Los diálogos íntimos entre amantes mientras dura el primer período de la posesión, son exclusivamente amorosos: ella se despepita en juramentos, él se deshace en promesas, ella fantasea proyectos para lo futuro, él pone por las nubes su dicha y su agradecimiento… como si aquello no hubiese de acabar nunca; hasta que llega una época en que, sin prescindir de hablar y practicar amores, se habla también de otras cosas. El giro que entonces toman estas conversaciones a posteriori decide la suerte de los enamorados. Don Juan sabía todo esto por propia experiencia, y veía con espanto que cuando Cristeta hacía alguna alusión a lo porvenir, sus palabras eran tan sinceras y acusaban un amor tan hondo, que era imposible descubrir en ellas asomo de cálculo ni sombra de interés. No cabía duda: aquella mujer alcanzaba la importancia de su nueva situación; no se dolía de lo ocurrido, ni denotaba la más remota veleidad de querer explotar su sacrificio, mas tampoco le cabía en la cabeza la sospecha de que pudiese ser víctima de una infamia. En resumen: don Juan llegó a convencerse de que la Providencia, o su buena suerte, le habían deparado un regalo digno del más afortunado mortal; pero un regalo al cual era imposible renunciar sin cometer una verdadera canallada.

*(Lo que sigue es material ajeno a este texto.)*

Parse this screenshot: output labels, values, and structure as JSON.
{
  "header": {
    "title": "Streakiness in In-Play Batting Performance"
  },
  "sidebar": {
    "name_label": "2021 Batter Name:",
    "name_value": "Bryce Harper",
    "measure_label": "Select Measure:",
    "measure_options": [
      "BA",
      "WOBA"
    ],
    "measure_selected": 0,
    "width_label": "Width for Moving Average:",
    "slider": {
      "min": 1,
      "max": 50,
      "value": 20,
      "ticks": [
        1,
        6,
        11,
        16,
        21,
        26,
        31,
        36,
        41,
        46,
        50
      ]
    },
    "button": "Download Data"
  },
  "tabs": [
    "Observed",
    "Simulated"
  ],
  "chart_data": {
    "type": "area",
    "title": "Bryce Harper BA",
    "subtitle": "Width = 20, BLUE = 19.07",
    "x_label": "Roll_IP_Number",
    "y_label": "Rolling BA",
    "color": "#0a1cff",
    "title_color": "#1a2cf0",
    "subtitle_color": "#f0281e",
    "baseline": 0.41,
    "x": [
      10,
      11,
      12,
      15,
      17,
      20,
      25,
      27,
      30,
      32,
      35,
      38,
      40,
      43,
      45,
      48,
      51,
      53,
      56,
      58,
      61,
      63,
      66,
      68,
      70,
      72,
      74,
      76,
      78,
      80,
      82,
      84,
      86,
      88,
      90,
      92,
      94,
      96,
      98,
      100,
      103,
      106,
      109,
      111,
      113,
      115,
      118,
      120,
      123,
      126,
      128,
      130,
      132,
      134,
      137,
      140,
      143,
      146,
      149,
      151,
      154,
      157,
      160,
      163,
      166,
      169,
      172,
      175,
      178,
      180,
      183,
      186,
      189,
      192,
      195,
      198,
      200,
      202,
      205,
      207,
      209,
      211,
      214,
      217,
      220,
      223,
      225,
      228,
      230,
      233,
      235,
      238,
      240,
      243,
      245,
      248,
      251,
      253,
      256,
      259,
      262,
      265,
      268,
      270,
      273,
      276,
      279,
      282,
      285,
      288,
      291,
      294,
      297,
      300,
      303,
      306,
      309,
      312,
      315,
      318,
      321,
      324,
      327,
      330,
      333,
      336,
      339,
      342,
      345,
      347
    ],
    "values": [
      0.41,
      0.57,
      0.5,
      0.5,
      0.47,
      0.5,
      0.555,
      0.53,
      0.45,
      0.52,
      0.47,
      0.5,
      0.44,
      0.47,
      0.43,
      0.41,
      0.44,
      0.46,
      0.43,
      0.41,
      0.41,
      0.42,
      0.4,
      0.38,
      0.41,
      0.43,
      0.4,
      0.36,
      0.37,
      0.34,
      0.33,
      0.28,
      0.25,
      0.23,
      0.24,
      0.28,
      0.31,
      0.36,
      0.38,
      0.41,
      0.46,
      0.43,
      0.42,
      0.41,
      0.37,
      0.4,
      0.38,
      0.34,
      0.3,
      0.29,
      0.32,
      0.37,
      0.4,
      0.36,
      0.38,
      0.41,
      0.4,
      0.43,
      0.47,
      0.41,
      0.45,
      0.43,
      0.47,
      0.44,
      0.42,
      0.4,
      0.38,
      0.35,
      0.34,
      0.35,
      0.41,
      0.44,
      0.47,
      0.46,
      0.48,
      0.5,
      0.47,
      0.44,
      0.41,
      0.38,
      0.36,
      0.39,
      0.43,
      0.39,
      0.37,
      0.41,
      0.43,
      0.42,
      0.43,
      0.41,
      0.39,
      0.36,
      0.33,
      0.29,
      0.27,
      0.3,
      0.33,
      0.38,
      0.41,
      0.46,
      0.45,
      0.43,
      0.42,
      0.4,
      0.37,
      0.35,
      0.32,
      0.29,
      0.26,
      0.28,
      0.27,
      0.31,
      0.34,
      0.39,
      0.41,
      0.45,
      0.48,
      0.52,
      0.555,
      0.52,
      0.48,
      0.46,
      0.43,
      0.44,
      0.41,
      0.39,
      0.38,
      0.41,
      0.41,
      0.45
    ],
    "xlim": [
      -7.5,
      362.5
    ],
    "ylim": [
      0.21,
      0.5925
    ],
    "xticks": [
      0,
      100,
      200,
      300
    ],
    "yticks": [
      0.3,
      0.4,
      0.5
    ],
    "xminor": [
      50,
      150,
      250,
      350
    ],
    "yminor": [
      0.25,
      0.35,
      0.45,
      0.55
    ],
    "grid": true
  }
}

Por primera vez sentía disgusto pensando en cómo deshacerse de una mujer, no porque estuviera realmente enamorado, aunque Cristeta le gustaba sobremanera, sino por lástima. Tenía la costumbre de gozar las conquistas y renunciar a ellas con indiferencia, sin pensar poco ni mucho en cuál fuese luego la suerte de la que abandonaba. En no lastimar ni escarnecer a sus víctimas puso siempre gran cuidado; mas era la verdad que sus concubinas y queridas, ya duraderas, ya momentáneas, todos sus líos, habían sido muy diferentes de Cristeta. Y, sin embargo, aquello tenía que concluir, so pena de que, el mejor día, es decir, el peor, surgiese una complicación gravísima. A veces, esforzándose en supeditar el pensamiento a la voluntad, imaginaba que la palabra canallada no era propia ni exacta. ¿Habló él nunca de boda? ¿Exigió ella promesa en que él consintiese? Nada de esto. Pues entonces ¿cómo había de figurarse Cristeta que tal hombre podría llegar a ser su esposo? Además, el matrimonio entre un caballero y una comiquilla de un teatro de cuarto orden, era un disparate. Sobre todo, cuando él esquivó cuidadosísimamente dar margen a la menor esperanza de vicaría, ¿qué podía temer? ¡No tendría uno poco trabajo si hubiese de entregar mano, porvenir, fortuna y nombre a cuantas se dejan prender en las redes de la seducción! Cristeta era bellísima, sentimental, ingenua, codorniz sencilla, sobre todo desinteresada; mas sus muchas prendas físicas y morales no justificaban que hombre tal quedase por siempre sometido a su imperio. Lo grave era que don Juan comprendía, no sólo que le agradaba la posesión y goce de los encantos de Cristeta, sino que también le cautivaba su trato, carácter y conversación, y esto es lo más peligroso que respecto de la mujer puede acontecerle a uno. Luego se imponía el rompimiento. El gusto que de ella y con ella recibía, no era razón para perpetuar el amorío. También le gustaba el Borgoña, y, sin embargo, no renunciaba al Jerez; comía con deleite las chochas y no prescindía del salmón. ¿Por qué, pues, había de limitarse a Cristeta, si su paladar amoroso estaba en disposición de saborear infinitos manjares? La pobre muchacha quedó condenada a olvido.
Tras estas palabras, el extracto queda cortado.